Di solito le cause di beatificazione iniziano per la “fama di santità” del personaggio in questione professata dal popolo cristiano. In secondo luogo per l’esercizio eroico delle virtù teologali da parte del candidato. In terzo luogo per l’oggettiva esemplarità cristiana dalle cose da lui insegnate e testimoniate, che devono confermare la dottrina della Chiesa. Infine dalla certezza della sua vita in Paradiso, attestata dal miracolo. Il testimone di Cristo è tale non solo dal punto di vista soggettivo, ossia per le virtù da lui incarnate, ma anche dal punto di vista oggettivo, per le cose da lui insegnate e testimoniate in conformità al deposito della fede. Sappiamo poi che per il martire in odium fidei, colui che ha dato la vita per Cristo, non c’è bisogno né di processo canonico né di miracolo, dato che la Chiesa lo può proclamare subito santo, così come egli è.

Nel caso di Aldo Moro non si è a conoscenza di fama di santità, la sua testimonianza e i suoi insegnamenti politici non possono essere considerati tali da confermare la dottrina della Chiesa, la sua morte non può essere considerata un martirio in odium fidei. Sul secondo di questi punti, ossia i suoi insegnamenti di uomo politico, il contrasto con Tommaso Moro, patrono dei politici, si fa molto evidente, ponendo i due ai rispettivi antipodi. Il primo Moro accettò il martirio pur di non avvalorare l’adulterio del Re d’Inghilterra, il secondo ebbe un ruolo di grande importanza culturale e politica per l’approvazione della legge Fortuna-Baslini che introdusse in Italia il divorzio. Sul piano dei contenuti le virtù vennero esercitate in modo molto diverso, e l’esercizio delle virtù cristiane non possono essere valutate solo dal punto di vista soggettivo ma anche in quello oggettivo.

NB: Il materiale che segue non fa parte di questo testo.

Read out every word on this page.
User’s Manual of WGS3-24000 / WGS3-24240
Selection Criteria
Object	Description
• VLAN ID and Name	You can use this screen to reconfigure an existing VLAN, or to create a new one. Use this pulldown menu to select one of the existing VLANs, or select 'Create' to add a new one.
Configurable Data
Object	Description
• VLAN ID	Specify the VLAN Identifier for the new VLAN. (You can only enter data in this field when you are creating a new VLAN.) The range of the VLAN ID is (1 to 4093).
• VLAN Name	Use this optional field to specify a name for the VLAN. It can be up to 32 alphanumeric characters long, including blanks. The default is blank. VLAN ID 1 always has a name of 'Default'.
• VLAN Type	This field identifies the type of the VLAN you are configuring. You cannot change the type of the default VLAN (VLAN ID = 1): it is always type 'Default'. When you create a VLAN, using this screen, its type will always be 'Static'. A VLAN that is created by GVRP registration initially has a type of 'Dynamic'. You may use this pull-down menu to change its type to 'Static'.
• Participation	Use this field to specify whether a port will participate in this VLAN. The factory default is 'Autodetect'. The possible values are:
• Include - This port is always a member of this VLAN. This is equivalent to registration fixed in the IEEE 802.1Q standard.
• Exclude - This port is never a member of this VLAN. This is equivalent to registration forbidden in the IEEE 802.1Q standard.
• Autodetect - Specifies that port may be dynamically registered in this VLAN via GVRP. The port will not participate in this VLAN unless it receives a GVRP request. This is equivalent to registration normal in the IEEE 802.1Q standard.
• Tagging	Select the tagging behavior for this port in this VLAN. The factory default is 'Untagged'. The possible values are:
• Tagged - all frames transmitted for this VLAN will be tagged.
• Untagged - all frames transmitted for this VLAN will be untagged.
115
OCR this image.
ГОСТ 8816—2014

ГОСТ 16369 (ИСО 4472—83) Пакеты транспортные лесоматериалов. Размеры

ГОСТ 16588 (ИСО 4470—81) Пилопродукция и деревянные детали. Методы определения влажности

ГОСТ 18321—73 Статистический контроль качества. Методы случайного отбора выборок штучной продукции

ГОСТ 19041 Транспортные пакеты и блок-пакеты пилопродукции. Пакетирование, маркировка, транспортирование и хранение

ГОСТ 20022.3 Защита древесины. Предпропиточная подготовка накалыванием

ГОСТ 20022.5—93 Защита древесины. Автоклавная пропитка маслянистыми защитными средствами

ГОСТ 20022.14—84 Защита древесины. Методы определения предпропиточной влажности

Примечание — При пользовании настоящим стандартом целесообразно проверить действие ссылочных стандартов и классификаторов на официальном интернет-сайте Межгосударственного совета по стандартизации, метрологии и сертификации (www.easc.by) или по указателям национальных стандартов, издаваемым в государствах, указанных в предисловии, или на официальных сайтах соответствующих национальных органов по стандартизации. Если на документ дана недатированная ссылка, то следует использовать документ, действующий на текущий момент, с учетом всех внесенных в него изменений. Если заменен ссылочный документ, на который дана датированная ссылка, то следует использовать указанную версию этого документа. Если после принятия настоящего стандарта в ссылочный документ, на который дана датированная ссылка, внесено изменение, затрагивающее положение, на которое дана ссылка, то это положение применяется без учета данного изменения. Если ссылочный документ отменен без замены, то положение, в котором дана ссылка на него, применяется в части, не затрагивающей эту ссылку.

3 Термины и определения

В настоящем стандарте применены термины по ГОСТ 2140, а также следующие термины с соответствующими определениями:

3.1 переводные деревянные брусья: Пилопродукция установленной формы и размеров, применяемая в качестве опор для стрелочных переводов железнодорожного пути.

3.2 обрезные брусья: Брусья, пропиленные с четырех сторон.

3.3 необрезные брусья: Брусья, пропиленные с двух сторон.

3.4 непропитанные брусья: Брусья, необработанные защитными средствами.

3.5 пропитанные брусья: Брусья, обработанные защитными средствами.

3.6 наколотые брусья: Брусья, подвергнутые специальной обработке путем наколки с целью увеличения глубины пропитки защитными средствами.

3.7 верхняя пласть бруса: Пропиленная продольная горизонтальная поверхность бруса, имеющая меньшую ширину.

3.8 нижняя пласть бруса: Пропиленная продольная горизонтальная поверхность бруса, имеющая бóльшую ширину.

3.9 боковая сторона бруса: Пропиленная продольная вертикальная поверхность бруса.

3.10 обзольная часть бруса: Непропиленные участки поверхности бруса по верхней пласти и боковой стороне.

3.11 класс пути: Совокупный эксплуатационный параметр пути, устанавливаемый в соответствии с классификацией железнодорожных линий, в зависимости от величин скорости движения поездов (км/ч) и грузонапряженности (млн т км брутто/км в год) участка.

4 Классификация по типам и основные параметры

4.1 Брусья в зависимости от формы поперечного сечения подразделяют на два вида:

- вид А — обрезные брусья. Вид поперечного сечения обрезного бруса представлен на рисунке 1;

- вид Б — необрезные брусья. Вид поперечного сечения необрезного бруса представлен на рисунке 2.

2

Bisogna poi ricordare che Aldo Moro fu a capo di una corrente di pensiero politico. Non fu un personaggio fuori delle parti. E la sua corrente politica, ispirandosi al suo pensiero, produsse molti danni alla società italiana oltre che alla religione cattolica. Nei casi di Moro, Lazzati o Dossetti non è sufficiente basarsi sulla loro “buona fede”, ossia sulla sincerità soggettiva della loro spiritualità cristiana, ma bisogna tenere presente anche l’aspetto oggettivamente cristiano o meno della loro testimonianza sul piano dei contenuti.